Para o deputado, o grande desafio das autoridades é universalizar as políticas públicas, especialmente quanto á prevenção e é detecção precoce da doença.

24/02/2014 às 12:00:00 | 271 visualizações

Em Plenário, o deputado Dr. Jorge Silva (Pros-ES) lembrou, nesta quarta-feira (23), o Dia Mundial de Combate ao Câncer, comemorado em 8 de abril. Ele ressaltou que, apesar de o câncer não ser necessariamente uma sentença de morte, os índices de morte pela doença no Brasil ainda são altos, muito em função do aumento da expectativa de vida, da evolução dos métodos diagnósticos e da qualidade dos sistemas de informação. 

Segundo o parlamentar, a melhoria da qualidade e a atualização, como rotina, das informações dos Registros de Câncer de Base Populacional (RCBP) e do Sistema de Informações sobre Mortalidade (SIM) do Ministério da Saúde são ferramentas importantes para o desenvolvimento do sistema de vigilância do câncer.

Dr. Jorge Silva destacou estimativas para 2014 do Instituto Nacional do Câncer (Inca), segundo as quais o câncer de próstata será o mais incidente entre os homens em todas as regiões brasileiras. Prevê-se o surgimento de 68.800 casos novos neste ano, com risco estimado de 70,42 casos novos a cada 100 mil homens. “E, novamente aqui, há de se ter em mente que o sistema de rastreamento aprimorou-se bastante, nos últimos anos, com o exame do PSA e o toque retal”, lembrou o deputado.

Nas mulheres, o câncer de mama em 2014 será o mais frequente, com expectativa de 57.120 novos casos e risco estimado de 56,09 casos a cada 100 mil mulheres. Nos dois casos, de homens e mulheres, não são considerados os tumores de pele não melanomas (malignos).
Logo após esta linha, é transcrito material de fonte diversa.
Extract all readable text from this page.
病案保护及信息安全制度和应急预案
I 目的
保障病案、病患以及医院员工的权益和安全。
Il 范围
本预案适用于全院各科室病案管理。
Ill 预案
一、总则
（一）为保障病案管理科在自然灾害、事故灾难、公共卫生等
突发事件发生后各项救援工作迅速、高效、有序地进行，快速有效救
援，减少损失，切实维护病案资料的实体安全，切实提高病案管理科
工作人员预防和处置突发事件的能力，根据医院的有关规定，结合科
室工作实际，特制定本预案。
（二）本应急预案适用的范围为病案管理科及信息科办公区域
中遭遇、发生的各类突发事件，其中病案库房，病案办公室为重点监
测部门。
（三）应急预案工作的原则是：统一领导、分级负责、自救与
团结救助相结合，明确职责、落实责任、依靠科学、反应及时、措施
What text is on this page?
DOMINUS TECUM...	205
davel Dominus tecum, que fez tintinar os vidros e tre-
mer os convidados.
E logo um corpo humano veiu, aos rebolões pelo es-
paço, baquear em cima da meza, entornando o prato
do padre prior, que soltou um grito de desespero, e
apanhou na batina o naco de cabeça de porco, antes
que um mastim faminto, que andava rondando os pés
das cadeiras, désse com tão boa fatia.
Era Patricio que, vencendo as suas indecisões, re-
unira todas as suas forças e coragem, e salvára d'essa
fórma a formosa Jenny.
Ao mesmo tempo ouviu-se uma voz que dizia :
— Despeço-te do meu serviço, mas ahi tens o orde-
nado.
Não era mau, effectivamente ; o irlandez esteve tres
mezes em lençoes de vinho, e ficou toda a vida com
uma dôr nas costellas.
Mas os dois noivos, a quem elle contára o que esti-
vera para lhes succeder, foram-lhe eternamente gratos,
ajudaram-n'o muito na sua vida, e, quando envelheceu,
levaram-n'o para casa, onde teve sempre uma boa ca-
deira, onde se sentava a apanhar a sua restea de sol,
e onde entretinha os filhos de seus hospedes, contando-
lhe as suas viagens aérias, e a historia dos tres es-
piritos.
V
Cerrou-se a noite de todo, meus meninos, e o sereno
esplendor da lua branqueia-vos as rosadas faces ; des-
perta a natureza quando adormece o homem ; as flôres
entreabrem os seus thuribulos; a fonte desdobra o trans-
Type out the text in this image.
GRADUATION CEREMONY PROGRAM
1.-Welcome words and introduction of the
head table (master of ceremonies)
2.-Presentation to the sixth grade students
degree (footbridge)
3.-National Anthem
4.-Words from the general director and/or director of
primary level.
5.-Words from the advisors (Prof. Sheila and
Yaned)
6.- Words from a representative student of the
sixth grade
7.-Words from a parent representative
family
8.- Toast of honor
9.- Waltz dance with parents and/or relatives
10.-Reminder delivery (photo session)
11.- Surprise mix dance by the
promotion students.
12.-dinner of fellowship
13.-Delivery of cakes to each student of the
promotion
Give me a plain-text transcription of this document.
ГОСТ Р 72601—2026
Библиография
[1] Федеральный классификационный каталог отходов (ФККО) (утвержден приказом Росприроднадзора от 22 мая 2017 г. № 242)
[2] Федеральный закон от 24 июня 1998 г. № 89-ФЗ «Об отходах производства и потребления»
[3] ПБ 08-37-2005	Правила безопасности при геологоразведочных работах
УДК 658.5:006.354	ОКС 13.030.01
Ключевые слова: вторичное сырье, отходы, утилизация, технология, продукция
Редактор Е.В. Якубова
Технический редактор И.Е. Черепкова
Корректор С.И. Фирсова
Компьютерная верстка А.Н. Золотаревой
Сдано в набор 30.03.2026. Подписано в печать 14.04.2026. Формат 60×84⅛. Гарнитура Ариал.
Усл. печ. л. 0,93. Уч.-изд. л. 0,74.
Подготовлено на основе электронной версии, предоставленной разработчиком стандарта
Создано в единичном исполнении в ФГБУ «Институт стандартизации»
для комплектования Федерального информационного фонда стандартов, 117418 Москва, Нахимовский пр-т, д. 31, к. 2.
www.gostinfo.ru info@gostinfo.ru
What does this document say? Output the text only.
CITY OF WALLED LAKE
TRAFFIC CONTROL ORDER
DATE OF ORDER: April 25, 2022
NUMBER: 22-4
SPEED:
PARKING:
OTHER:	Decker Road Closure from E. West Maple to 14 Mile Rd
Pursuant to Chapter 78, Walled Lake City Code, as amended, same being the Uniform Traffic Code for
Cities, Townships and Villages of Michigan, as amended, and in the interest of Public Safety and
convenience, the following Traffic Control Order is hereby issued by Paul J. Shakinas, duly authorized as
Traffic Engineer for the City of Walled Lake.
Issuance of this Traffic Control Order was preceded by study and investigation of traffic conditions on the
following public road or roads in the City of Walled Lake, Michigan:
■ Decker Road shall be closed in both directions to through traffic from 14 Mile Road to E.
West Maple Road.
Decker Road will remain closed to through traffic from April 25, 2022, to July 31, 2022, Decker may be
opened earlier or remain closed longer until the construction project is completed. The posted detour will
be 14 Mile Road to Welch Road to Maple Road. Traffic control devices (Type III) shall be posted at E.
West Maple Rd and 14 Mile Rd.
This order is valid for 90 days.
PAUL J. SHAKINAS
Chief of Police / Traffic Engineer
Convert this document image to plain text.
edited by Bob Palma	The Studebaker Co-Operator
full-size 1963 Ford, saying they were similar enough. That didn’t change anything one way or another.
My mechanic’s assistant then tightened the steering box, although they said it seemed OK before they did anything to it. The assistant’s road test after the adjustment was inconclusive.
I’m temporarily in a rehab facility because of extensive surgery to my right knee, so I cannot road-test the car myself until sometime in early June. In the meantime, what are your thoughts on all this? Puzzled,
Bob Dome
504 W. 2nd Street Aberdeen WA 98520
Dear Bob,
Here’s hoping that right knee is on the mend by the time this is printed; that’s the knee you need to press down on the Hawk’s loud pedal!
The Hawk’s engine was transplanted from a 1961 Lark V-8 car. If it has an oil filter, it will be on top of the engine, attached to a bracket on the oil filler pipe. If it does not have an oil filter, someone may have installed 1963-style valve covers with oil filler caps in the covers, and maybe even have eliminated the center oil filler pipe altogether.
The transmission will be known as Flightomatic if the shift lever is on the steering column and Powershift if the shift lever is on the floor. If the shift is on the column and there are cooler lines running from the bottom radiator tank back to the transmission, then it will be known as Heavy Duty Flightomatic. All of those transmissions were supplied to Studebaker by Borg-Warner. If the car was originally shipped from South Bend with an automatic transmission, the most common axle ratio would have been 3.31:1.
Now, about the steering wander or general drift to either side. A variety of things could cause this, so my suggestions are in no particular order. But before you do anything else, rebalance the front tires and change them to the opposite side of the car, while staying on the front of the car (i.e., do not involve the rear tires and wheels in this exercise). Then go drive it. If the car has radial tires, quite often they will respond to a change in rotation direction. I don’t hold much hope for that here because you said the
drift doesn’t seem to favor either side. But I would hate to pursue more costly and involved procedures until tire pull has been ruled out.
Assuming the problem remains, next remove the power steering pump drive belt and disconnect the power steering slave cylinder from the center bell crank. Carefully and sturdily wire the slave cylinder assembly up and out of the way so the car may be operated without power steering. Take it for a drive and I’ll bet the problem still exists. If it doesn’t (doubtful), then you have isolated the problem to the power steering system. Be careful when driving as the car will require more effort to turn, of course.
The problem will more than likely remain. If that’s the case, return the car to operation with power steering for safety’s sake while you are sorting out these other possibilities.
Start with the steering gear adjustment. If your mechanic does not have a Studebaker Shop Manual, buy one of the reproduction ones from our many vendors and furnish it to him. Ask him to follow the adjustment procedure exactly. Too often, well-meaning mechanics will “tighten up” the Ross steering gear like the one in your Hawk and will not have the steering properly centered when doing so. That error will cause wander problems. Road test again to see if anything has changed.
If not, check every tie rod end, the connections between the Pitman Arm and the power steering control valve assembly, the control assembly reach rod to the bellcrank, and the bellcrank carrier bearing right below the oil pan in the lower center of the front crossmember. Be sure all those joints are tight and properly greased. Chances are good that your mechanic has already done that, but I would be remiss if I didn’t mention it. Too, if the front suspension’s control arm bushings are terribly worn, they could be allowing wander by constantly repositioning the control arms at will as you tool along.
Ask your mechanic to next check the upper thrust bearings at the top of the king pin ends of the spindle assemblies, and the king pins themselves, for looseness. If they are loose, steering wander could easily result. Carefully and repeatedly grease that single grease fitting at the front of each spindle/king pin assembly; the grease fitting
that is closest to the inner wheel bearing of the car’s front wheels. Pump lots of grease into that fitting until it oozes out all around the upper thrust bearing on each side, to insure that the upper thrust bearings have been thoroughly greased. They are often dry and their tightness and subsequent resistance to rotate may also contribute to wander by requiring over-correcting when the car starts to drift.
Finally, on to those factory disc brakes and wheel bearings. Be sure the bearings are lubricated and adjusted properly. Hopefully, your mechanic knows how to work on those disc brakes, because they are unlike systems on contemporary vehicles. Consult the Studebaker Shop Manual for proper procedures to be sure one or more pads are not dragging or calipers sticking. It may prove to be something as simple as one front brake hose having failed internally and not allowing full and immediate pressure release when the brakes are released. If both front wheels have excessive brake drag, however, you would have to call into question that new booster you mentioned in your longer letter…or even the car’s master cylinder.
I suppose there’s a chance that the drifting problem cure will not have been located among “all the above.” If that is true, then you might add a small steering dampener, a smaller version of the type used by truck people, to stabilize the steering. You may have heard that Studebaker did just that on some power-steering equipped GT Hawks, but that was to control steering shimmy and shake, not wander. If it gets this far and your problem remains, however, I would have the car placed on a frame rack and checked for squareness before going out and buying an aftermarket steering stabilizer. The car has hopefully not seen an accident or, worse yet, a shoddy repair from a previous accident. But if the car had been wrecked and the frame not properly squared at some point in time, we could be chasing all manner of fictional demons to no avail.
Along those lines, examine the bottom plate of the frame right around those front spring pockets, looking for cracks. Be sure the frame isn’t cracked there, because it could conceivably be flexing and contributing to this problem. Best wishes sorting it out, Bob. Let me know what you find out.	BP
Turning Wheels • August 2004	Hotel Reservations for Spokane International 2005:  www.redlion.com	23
Ainda segundo dados do Inca, os cânceres que se colocam como os mais incidentes, em 2014, na população brasileira, além do câncer de pele não melanoma (182 mil), são os de próstata (69 mil); mama (57 mil); cólon e reto (33 mil), pulmão (27 mil) e estômago (20 mil). São números aproximados.

Já o câncer infantojuvenil (crianças e adolescentes entre zero e dezenove anos) é considerado raro, correspondendo a taxas entre 1% e 3% de todos os tumores malignos. Na maioria dos casos, informou o deputado, esses casos têm curtos períodos de latência, são mais agressivos, crescem rapidamente, porém respondem melhor ao tratamento e são considerados de bom prognóstico. 

Políticas públicas
No total, estimam-se, no ano de 2014, 394.450 ocorrências novas de câncer, excluindo-se os tumores de pele não melanoma. O grande desafio, afirmou Dr. Jorge Silva, continua sendo dar aos números consequências de ordem prática, “isto é, fazer com que caiam, na forma da universalização das políticas públicas, que precisam ser adequadas e acertadas, especialmente quanto à prevenção e à detecção precoce”.

O câncer, lembrou o parlamentar, é uma das doenças mais pesquisadas pela comunidade médico-científica do mundo. Portanto, há muito se conhecem os seus vilões causadores - cigarro, álcool, gorduras, sobrepeso, sol excessivo. E se sabe o que faz bem - exercícios físicos, alimentação rica em fibras e vegetais, vacinas. “Resta fazer com que as populações também o saibam e, mais, fazer com que as autoridades de saúde pública criem programas capazes de disseminar esse conhecimento e adotem medidas que estabeleçam prioridades, aloquem recursos de forma direcionada, estimulem as boas práticas de vida”, defendeu. 

“Mas como levar o habitante das grandes cidades a fazer exercícios físicos, se ele passa boa parte do tempo no ir e vir do trabalho, enfrentando transportes públicos deficientes e engarrafamentos colossais? Como fazê-lo consumir os melhores alimentos, se os parcos ganhos e os altos preços só lhe permitem comprar o essencial, e o mais barato, para a subsistência?”, questionou.

Para Dr. Jorge Silva, há muitas outras questões que as políticas públicas poderiam resolver, mas não resolvem. Uma delas, citou, diz respeito à distribuição e fiscalização no uso de protetor solar pelo trabalhador que, devido à natureza da atividade, fica permanentemente exposto ao sol, como os pescadores, carteiros e pessoal da construção civil. O deputado entende que de nada adiantam os ganhos econômicos e a mobilidade social, sem que se melhorem os números da saúde.